Il n’est jamais revenu.
Un an plus tard, Martine a compris qu’il était parti pour de bon. C’est à partir de ce moment-là qu’elle a commencé à maudire la petite et à cultiver de la nostalgie. Les mains tremblantes, elle tournait les pages des albums photos et se remémorait moult anecdotes, surtout celles de Noël. « C’étaient des jours heureux », se disait-elle.

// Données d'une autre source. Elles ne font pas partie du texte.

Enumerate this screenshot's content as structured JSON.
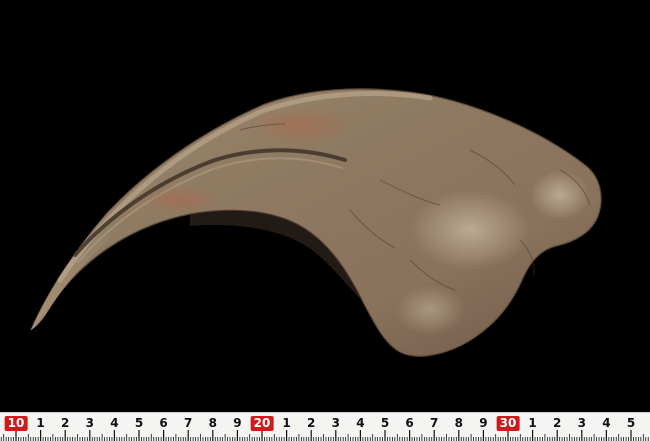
{
  "photo": {
    "subject": "fossil-claw",
    "background_color": "#000000",
    "fossil_colors": {
      "base": "#8a7660",
      "light": "#b8a58c",
      "dark": "#4a3e32",
      "reddish": "#9c6e55"
    }
  },
  "ruler": {
    "background_color": "#f4f4f2",
    "major_label_color": "#d11a1a",
    "tick_color": "#111111",
    "labels": [
      {
        "text": "10",
        "major": true
      },
      {
        "text": "1",
        "major": false
      },
      {
        "text": "2",
        "major": false
      },
      {
        "text": "3",
        "major": false
      },
      {
        "text": "4",
        "major": false
      },
      {
        "text": "5",
        "major": false
      },
      {
        "text": "6",
        "major": false
      },
      {
        "text": "7",
        "major": false
      },
      {
        "text": "8",
        "major": false
      },
      {
        "text": "9",
        "major": false
      },
      {
        "text": "20",
        "major": true
      },
      {
        "text": "1",
        "major": false
      },
      {
        "text": "2",
        "major": false
      },
      {
        "text": "3",
        "major": false
      },
      {
        "text": "4",
        "major": false
      },
      {
        "text": "5",
        "major": false
      },
      {
        "text": "6",
        "major": false
      },
      {
        "text": "7",
        "major": false
      },
      {
        "text": "8",
        "major": false
      },
      {
        "text": "9",
        "major": false
      },
      {
        "text": "30",
        "major": true
      },
      {
        "text": "1",
        "major": false
      },
      {
        "text": "2",
        "major": false
      },
      {
        "text": "3",
        "major": false
      },
      {
        "text": "4",
        "major": false
      },
      {
        "text": "5",
        "major": false
      }
    ]
  }
}
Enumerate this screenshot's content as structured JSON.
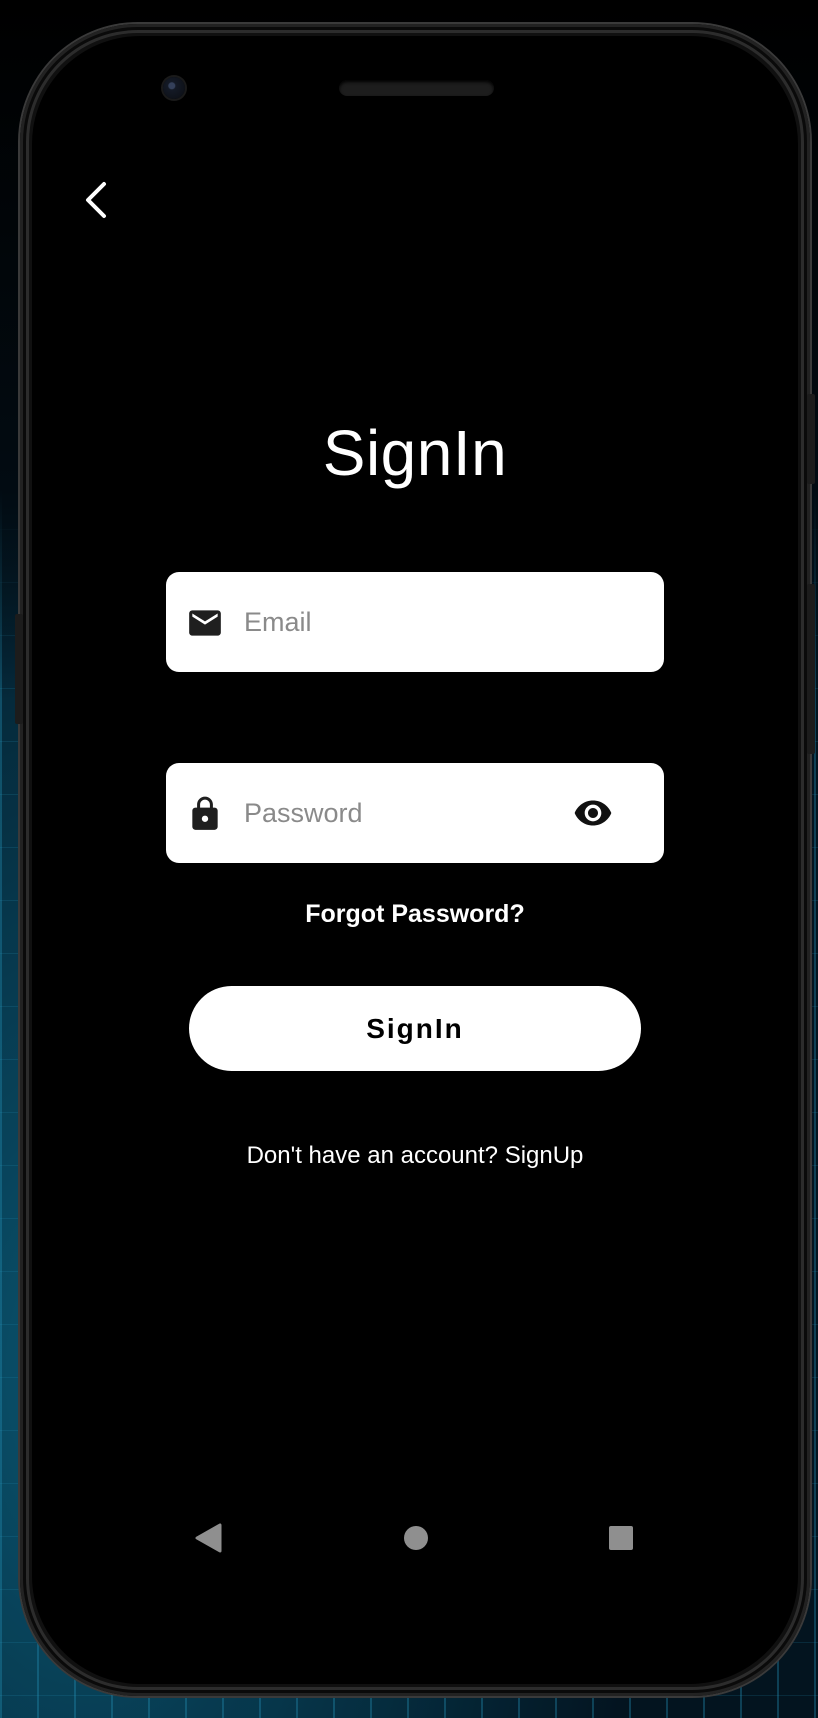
{
  "screen": {
    "back_icon": "chevron-left-icon",
    "title": "SignIn",
    "email": {
      "icon": "mail-icon",
      "placeholder": "Email",
      "value": ""
    },
    "password": {
      "icon": "lock-icon",
      "placeholder": "Password",
      "value": "",
      "toggle_icon": "eye-icon"
    },
    "forgot_password": "Forgot Password?",
    "signin_button": "SignIn",
    "signup_prompt": "Don't have an account?",
    "signup_link": "SignUp"
  },
  "navbar": {
    "back_icon": "nav-back-triangle-icon",
    "home_icon": "nav-home-circle-icon",
    "recent_icon": "nav-recents-square-icon"
  },
  "colors": {
    "background": "#000000",
    "text": "#ffffff",
    "field_background": "#ffffff",
    "placeholder": "#8a8a8a",
    "nav_icons": "#8f8f8f"
  }
}
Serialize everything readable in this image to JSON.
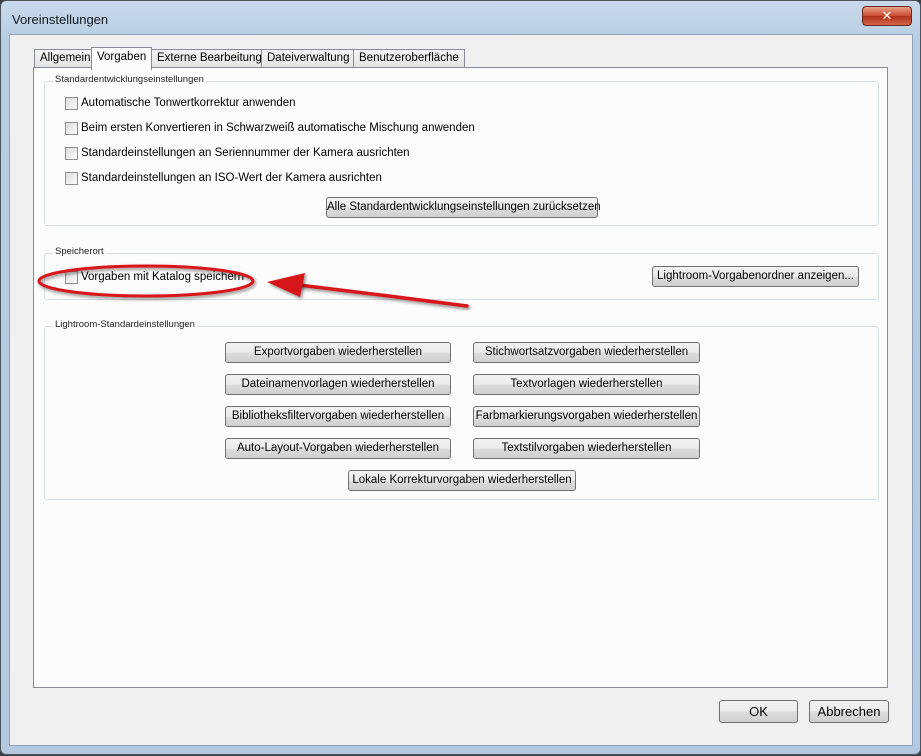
{
  "window": {
    "title": "Voreinstellungen",
    "close_glyph": "✕"
  },
  "tabs": [
    {
      "label": "Allgemein"
    },
    {
      "label": "Vorgaben"
    },
    {
      "label": "Externe Bearbeitung"
    },
    {
      "label": "Dateiverwaltung"
    },
    {
      "label": "Benutzeroberfläche"
    }
  ],
  "active_tab": "Vorgaben",
  "standard": {
    "title": "Standardentwicklungseinstellungen",
    "options": [
      {
        "label": "Automatische Tonwertkorrektur anwenden",
        "checked": false
      },
      {
        "label": "Beim ersten Konvertieren in Schwarzweiß automatische Mischung anwenden",
        "checked": false
      },
      {
        "label": "Standardeinstellungen an Seriennummer der Kamera ausrichten",
        "checked": false
      },
      {
        "label": "Standardeinstellungen an ISO-Wert der Kamera ausrichten",
        "checked": false
      }
    ],
    "reset_button": "Alle Standardentwicklungseinstellungen zurücksetzen"
  },
  "location": {
    "title": "Speicherort",
    "store_with_catalog": {
      "label": "Vorgaben mit Katalog speichern",
      "checked": false
    },
    "show_folder_button": "Lightroom-Vorgabenordner anzeigen..."
  },
  "defaults": {
    "title": "Lightroom-Standardeinstellungen",
    "buttons": [
      "Exportvorgaben wiederherstellen",
      "Stichwortsatzvorgaben wiederherstellen",
      "Dateinamenvorlagen wiederherstellen",
      "Textvorlagen wiederherstellen",
      "Bibliotheksfiltervorgaben wiederherstellen",
      "Farbmarkierungsvorgaben wiederherstellen",
      "Auto-Layout-Vorgaben wiederherstellen",
      "Textstilvorgaben wiederherstellen",
      "Lokale Korrekturvorgaben wiederherstellen"
    ]
  },
  "footer": {
    "ok": "OK",
    "cancel": "Abbrechen"
  },
  "colors": {
    "annotation": "#d7141a",
    "titlebar": "#b8cde2",
    "panel": "#fcfcfc"
  }
}
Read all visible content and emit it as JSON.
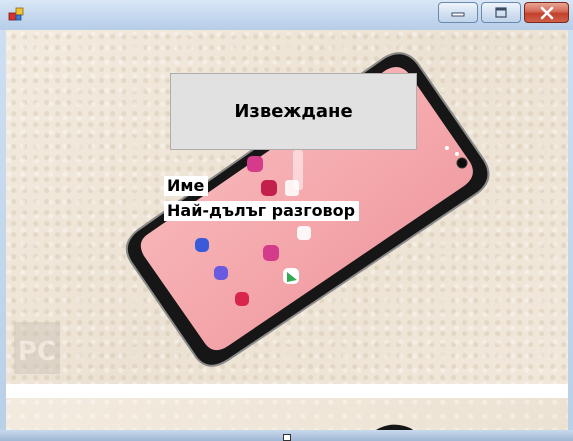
{
  "window": {
    "icons": {
      "app": "app-icon",
      "minimize": "minimize-icon",
      "maximize": "maximize-icon",
      "close": "close-icon"
    },
    "colors": {
      "close_button": "#c2402a",
      "titlebar": "#c6d9ef"
    }
  },
  "main": {
    "exit_button_label": "Извеждане",
    "label_name": "Име",
    "label_longest_call": "Най-дълъг разговор",
    "background_image": "smartphone-photo"
  }
}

Elle se rappelait que Michel volait toujours un sapin chez les voisins et qu’il accrochait des guirlandes électriques sur le toit pour donner un air de fête à la caravane. Il prétendait qu’en Amérique, on décorait toujours ainsi l’extérieur des maisons à Noël. Il avait eu aussi la bonne idée de poster la petite à l’entrée du supermarché pour faire la quête car il disait : « Les mômes, cela apitoie toujours le passant, surtout pendant les fêtes ».
Grâce aux bons alimentaires et au numéro de la petite, Martine parvenait à acheter une dinde et des marrons qu’elle faisait revenir dans une grande casserole sur le réchaud. Michel avait même réussi à dégoter un costume de père Noël et il passait le dîner à plaisanter, sa fausse barbe blanche toute couverte de sauce, assis entre elle et la petite, qui faisait toujours la tête.
C’était sa spécialité. Faire la gueule, c’est tout ce qu’elle savait faire. Pourtant, on ne pouvait pas dire qu’elle n’avait pas été gâtée, celle-là. Michel lui ramenait toujours des petits cadeaux et l’autorisait même à regarder la télévision avec lui quand Martine était trop saoule pour tenir debout. Lors de ces soirs de grande ivresse, il la portait comme une princesse jusqu’à la chambre et la bordait soigneusement, puis il allait regarder la télévision avec la petite. Martine s’endormait toujours rapidement.
Même après toutes ces années, lorsque Martine se réveille, engourdie dans un demi sommeil, il lui semble encore entendre le ronronnement de la télévision mêlé à d’autres bruits plus indistincts dans l’autre pièce. C’étaient des jours heureux.